Tiques au Québec en 2026 : tout ce qu’il faut savoir

Tiques au Québec en 2026 : tout ce qu’il faut savoir

Les tiques poursuivent leur progression au Québec. Autrefois surtout associées au sud de la province, elles sont maintenant observées dans un nombre croissant de régions, y compris dans des secteurs où leur présence était auparavant considérée comme occasionnelle.

Cette expansion augmente le risque d’exposition à la maladie de Lyme, mais également à d’autres infections encore moins connues du public, comme l’anaplasmose, la babésiose et l’encéphalite de Powassan.

En 2026, toute personne qui pratique la randonnée, le camping, le jardinage, la chasse, l’agriculture, l’aménagement paysager ou le travail forestier devrait savoir reconnaître une tique, la retirer correctement et surveiller les symptômes qui peuvent apparaître après une piqûre.

Situation des tiques au Québec en 2026

Les tiques peuvent être présentes dans pratiquement toutes les régions du Québec. Le risque n’est toutefois pas uniforme d’une municipalité à l’autre ni même à l’intérieur d’une même municipalité.

Les environnements les plus favorables sont notamment :

  • les forêts et les boisés;

  • les bordures de sentiers;

  • les zones couvertes de feuilles mortes;

  • les arbustes;

  • les hautes herbes;

  • les terrains humides et ombragés;

  • les endroits fréquentés par les cerfs, les souris et certains oiseaux.
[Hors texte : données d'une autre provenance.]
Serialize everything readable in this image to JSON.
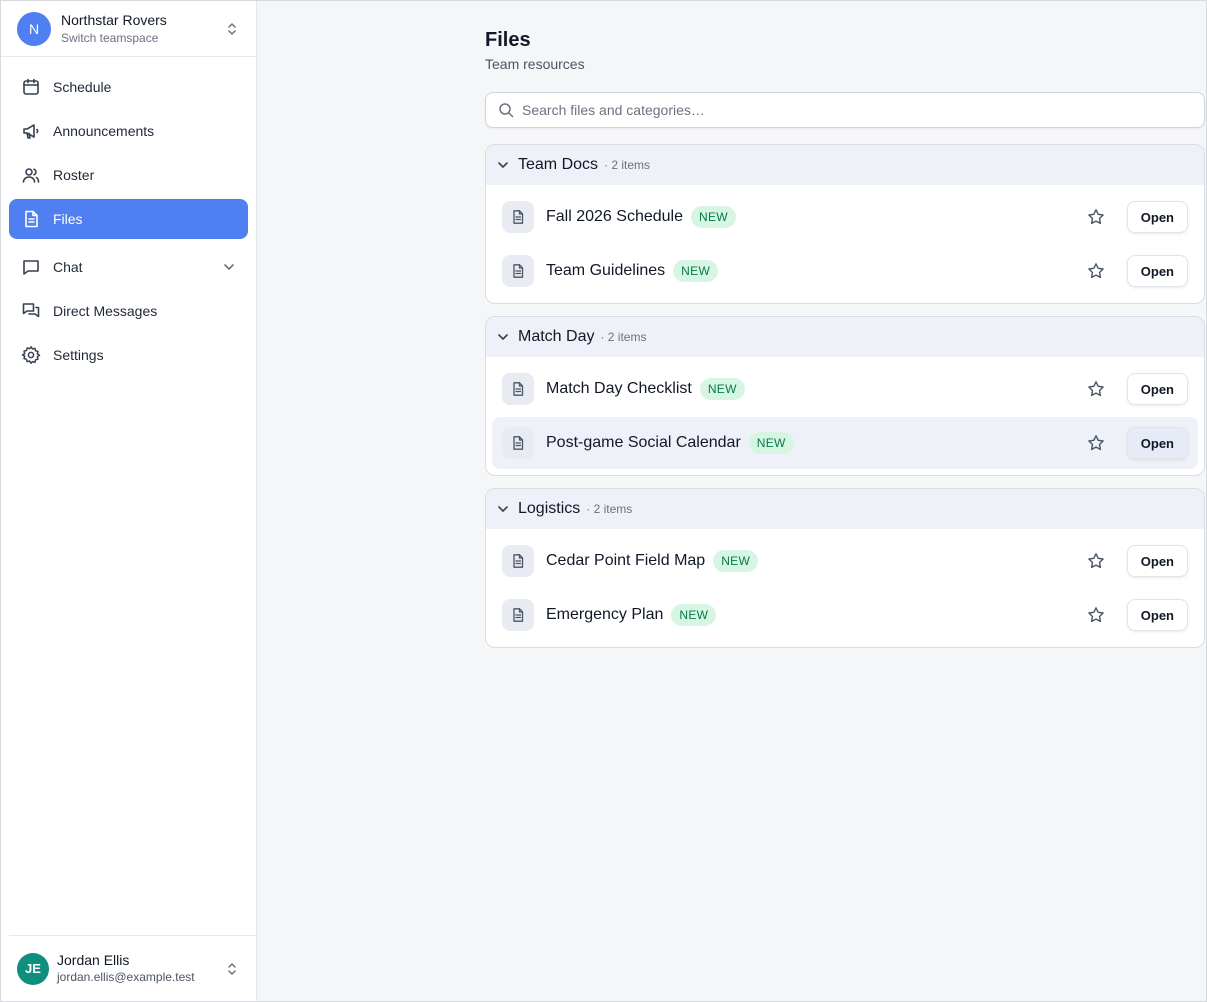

La tique à pattes noires peut aussi être transportée sur de longues distances par les oiseaux migrateurs. Une piqûre demeure donc possible même à l’extérieur d’une zone officiellement reconnue comme endémique.

La maladie de Lyme est nettement en hausse. Le nombre de cas déclarés au Québec est passé de 653 en 2023 à 834 en 2024, puis à 1 021 en 2025. Parmi les cas de 2025, 927 auraient été acquis au Québec.

Les régions comprenant des municipalités reconnues comme endémiques ou visées par la prophylaxie postexposition comprennent notamment :

  • la Montérégie;

  • l’Estrie;

  • l’Outaouais;

  • Montréal;

  • Laval;

  • les Laurentides;

  • Lanaudière;

  • la Mauricie et le Centre-du-Québec;

  • Chaudière-Appalaches;

  • la Capitale-Nationale.

En 2026, plusieurs nouvelles municipalités ont été ajoutées aux secteurs où une prophylaxie antibiotique peut être envisagée après une piqûre. Dans la Capitale-Nationale, par exemple, 16 municipalités de la MRC de Portneuf ont été reconnues comme endémiques et visées par cette mesure.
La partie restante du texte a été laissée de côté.